Re-learning to drive in a pandemic

I have been cooped up a LOT these days and I think the last time I actually drove an automotive vee-hickle was maybe a week ago or so. I mean, I usually drive my Ninja over to Cubelandia every day. It’s a zen drive of sorts. Today I was driving around our largely deserted city and I was kinda slow driving and paying extra attention to how I was shifting because the Ninja has a stick shift.

This is kinda funny because a high school friend on facebook has posted a meme about “what was your first car”. Well… She was a “rich kid” and her first car was a brand new Plymouth Duster that her dad bought her. I didn’t answer the meme because I don’t answer memes. My first couple o’ cars were my parents 1966(?) Pontiac Tempest and my grandparents’ (1965?) Ford Fairline. Both of those vee-hickles had automatic transmissions but I learned to drive stick via my family’s VW Bug. My FB friend says over and over that she could never learn to drive a stick. I am here to tell you that not only did I learn to drive a stick as a kid, I am STILL driving a frickin’ stick. Grrr. 2008 Honda Civic SI, 6-speed manual. Perfect vee-hickle for pandemic grocery pickup with its pop the trunk functionality.
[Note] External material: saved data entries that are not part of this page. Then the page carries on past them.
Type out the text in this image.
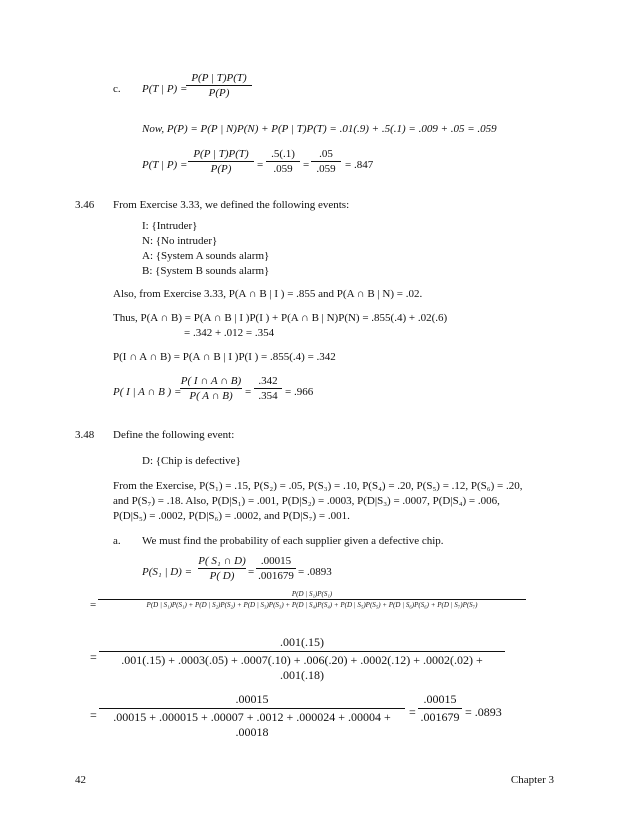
c. P(T | P) =
P(P | T)P(T)
P(P)
Now, P(P) = P(P | N)P(N) + P(P | T)P(T) = .01(.9) + .5(.1) = .009 + .05 = .059
P(T | P) =
P(P | T)P(T)
P(P)	=
.5(.1)
.059 =
.05
.059 = .847
3.46 From Exercise 3.33, we defined the following events:
I: {Intruder}
N: {No intruder}
A: {System A sounds alarm}
B: {System B sounds alarm}
Also, from Exercise 3.33, P(A ∩ B | I ) = .855 and P(A ∩ B | N) = .02.
Thus, P(A ∩ B) = P(A ∩ B | I )P(I ) + P(A ∩ B | N)P(N) = .855(.4) + .02(.6)
= .342 + .012 = .354
P(I ∩ A ∩ B) = P(A ∩ B | I )P(I ) = .855(.4) = .342
P( I | A ∩ B ) =
P( I ∩ A ∩ B)
P( A ∩ B)	=
.342
.354 = .966
3.48 Define the following event:
D: {Chip is defective}
From the Exercise, P(S₁) = .15, P(S₂) = .05, P(S₃) = .10, P(S₄) = .20, P(S₅) = .12, P(S₆) = .20,
and P(S₇) = .18. Also, P(D|S₁) = .001, P(D|S₂) = .0003, P(D|S₃) = .0007, P(D|S₄) = .006,
P(D|S₅) = .0002, P(D|S₆) = .0002, and P(D|S₇) = .001.
a. We must find the probability of each supplier given a defective chip.
P(S₁ | D) =
P( S₁ ∩ D)
P( D)	=
.00015
.001679 = .0893
=
P(D | S₁)P(S₁)
P(D | S₁)P(S₁) + P(D | S₂)P(S₂) + P(D | S₃)P(S₃) + P(D | S₄)P(S₄) + P(D | S₅)P(S₅) + P(D | S₆)P(S₆) + P(D | S₇)P(S₇)
=
.001(.15)
.001(.15) + .0003(.05) + .0007(.10) + .006(.20) + .0002(.12) + .0002(.02) + .001(.18)
=
.00015
.00015 + .000015 + .00007 + .0012 + .000024 + .00004 + .00018
=
.00015
.001679 = .0893
42	Chapter 3
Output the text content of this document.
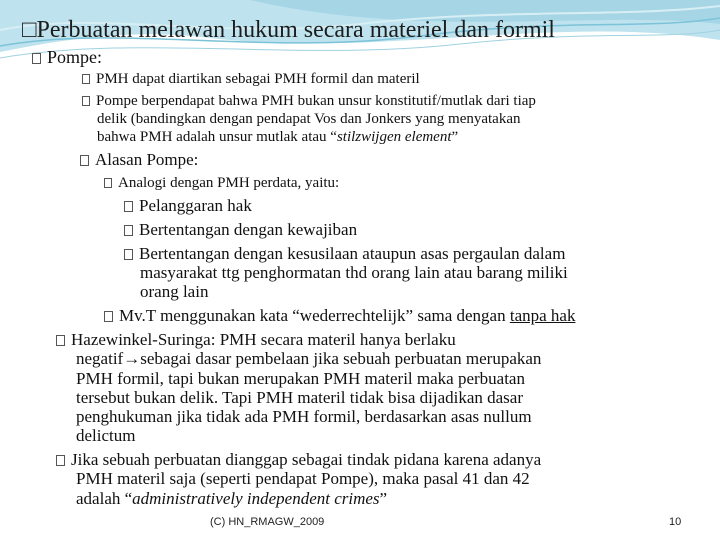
□Perbuatan melawan hukum secara materiel dan formil
Pompe:
PMH dapat diartikan sebagai PMH formil dan materil
Pompe berpendapat bahwa PMH bukan unsur konstitutif/mutlak dari tiap
delik (bandingkan dengan pendapat Vos dan Jonkers yang menyatakan
bahwa PMH adalah unsur mutlak atau “stilzwijgen element”
Alasan Pompe:
Analogi dengan PMH perdata, yaitu:
Pelanggaran hak
Bertentangan dengan kewajiban
Bertentangan dengan kesusilaan ataupun asas pergaulan dalam
masyarakat ttg penghormatan thd orang lain atau barang miliki
orang lain
Mv.T menggunakan kata “wederrechtelijk” sama dengan tanpa hak
Hazewinkel-Suringa: PMH secara materil hanya berlaku
negatif→sebagai dasar pembelaan jika sebuah perbuatan merupakan
PMH formil, tapi bukan merupakan PMH materil maka perbuatan
tersebut bukan delik. Tapi PMH materil tidak bisa dijadikan dasar
penghukuman jika tidak ada PMH formil, berdasarkan asas nullum
delictum
Jika sebuah perbuatan dianggap sebagai tindak pidana karena adanya
PMH materil saja (seperti pendapat Pompe), maka pasal 41 dan 42
adalah “administratively independent crimes”
(C) HN_RMAGW_2009	10
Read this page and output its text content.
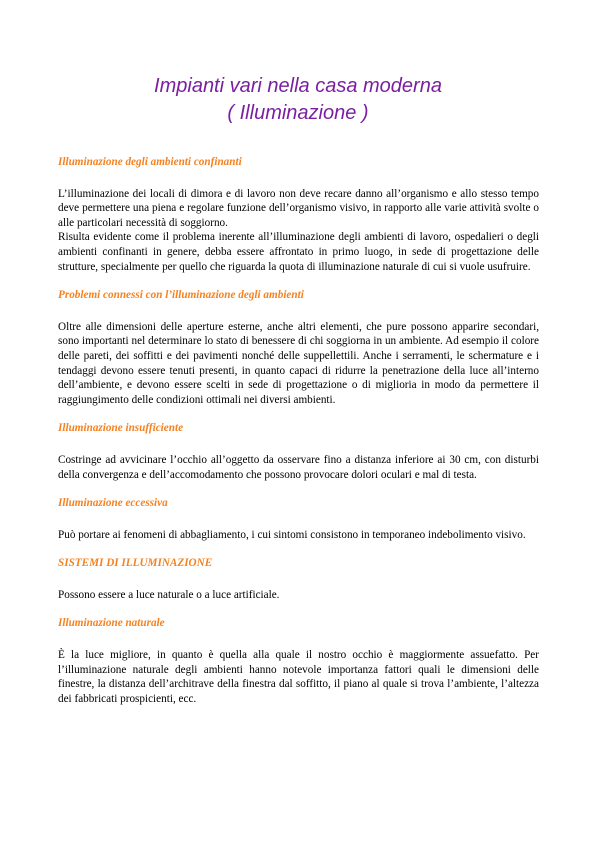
Impianti vari nella casa moderna
( Illuminazione )

Illuminazione degli ambienti confinanti

L’illuminazione dei locali di dimora e di lavoro non deve recare danno all’organismo e allo stesso tempo deve permettere una piena e regolare funzione dell’organismo visivo, in rapporto alle varie attività svolte o alle particolari necessità di soggiorno.

Risulta evidente come il problema inerente all’illuminazione degli ambienti di lavoro, ospedalieri o degli ambienti confinanti in genere, debba essere affrontato in primo luogo, in sede di progettazione delle strutture, specialmente per quello che riguarda la quota di illuminazione naturale di cui si vuole usufruire.

Problemi connessi con l’illuminazione degli ambienti

Oltre alle dimensioni delle aperture esterne, anche altri elementi, che pure possono apparire secondari, sono importanti nel determinare lo stato di benessere di chi soggiorna in un ambiente. Ad esempio il colore delle pareti, dei soffitti e dei pavimenti nonché delle suppellettili. Anche i serramenti, le schermature e i tendaggi devono essere tenuti presenti, in quanto capaci di ridurre la penetrazione della luce all’interno dell’ambiente, e devono essere scelti in sede di progettazione o di miglioria in modo da permettere il raggiungimento delle condizioni ottimali nei diversi ambienti.

Illuminazione insufficiente

Costringe ad avvicinare l’occhio all’oggetto da osservare fino a distanza inferiore ai 30 cm, con disturbi della convergenza e dell’accomodamento che possono provocare dolori oculari e mal di testa.

Illuminazione eccessiva

Può portare ai fenomeni di abbagliamento, i cui sintomi consistono in temporaneo indebolimento visivo.

SISTEMI DI ILLUMINAZIONE

Possono essere a luce naturale o a luce artificiale.

Illuminazione naturale

È la luce migliore, in quanto è quella alla quale il nostro occhio è maggiormente assuefatto. Per l’illuminazione naturale degli ambienti hanno notevole importanza fattori quali le dimensioni delle finestre, la distanza dell’architrave della finestra dal soffitto, il piano al quale si trova l’ambiente, l’altezza dei fabbricati prospicienti, ecc.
We had a great time facetiming with our daughters and a niece tonight, along with a couple of beloved significant others. We are all well but it it is so hard to say good-bye and hang up from FaceTime.

3 Responses to “Re-learning to drive in a pandemic”

  1. Sam Says:

    Love a stick! Also love our modern continuously variable transmission (like an automatic, but no thunk into gear). Nice contrast.

  2. Tonya Watkins Says:

    My first car (in 1972, when I was 16) was a ’66 Barracuda. My dad bought it for me and my mom about had an aneurysm. I honestly did NOT expect that he would ever buy me a car, and I was flummoxed. And joyful! And also appreciative! As the dutiful daughter with good grades and responsible behavior, I enjoyed that car for quite some time (loved to be able to drive to school). And paid for my own gas with babysitting and berry-picking money. Later, it became my brother’s car. We actually had it “driven” to Maine when my dad was transferred there, by some kid who needed a ride there. I drove it to school there, too. It was an automatic. I struggled trying to learn to drive my dad’s stick shift pickup truck. Then, in 1982, I bought a brand new Honda Civic with a stick and I HAD to learn. Thankfully, it was 10000000% easier than my dad’s old pick up and I drove a stick for many years. But with the Seattle area stop-and-crawl traffic and being pre-disposed to charlie horses in my feet, I gave up on stick shifts. Haven’t driven a stick since the early 2000s, and I’ll never go back.

  3. Margaret Says:

    I didn’t have a car in high school (sometimes drove my parents’ Vega), but got a 1974 Toyota Celica when I was doing my student teaching. It was a stick, as were my next two cars after it. It’s too hilly around here and once I got an automatic, like Tonya, I didn’t go back. My late husband had a stick in his CJ7 Jeep and that clutch was tricky. I was one of the few who could drive it.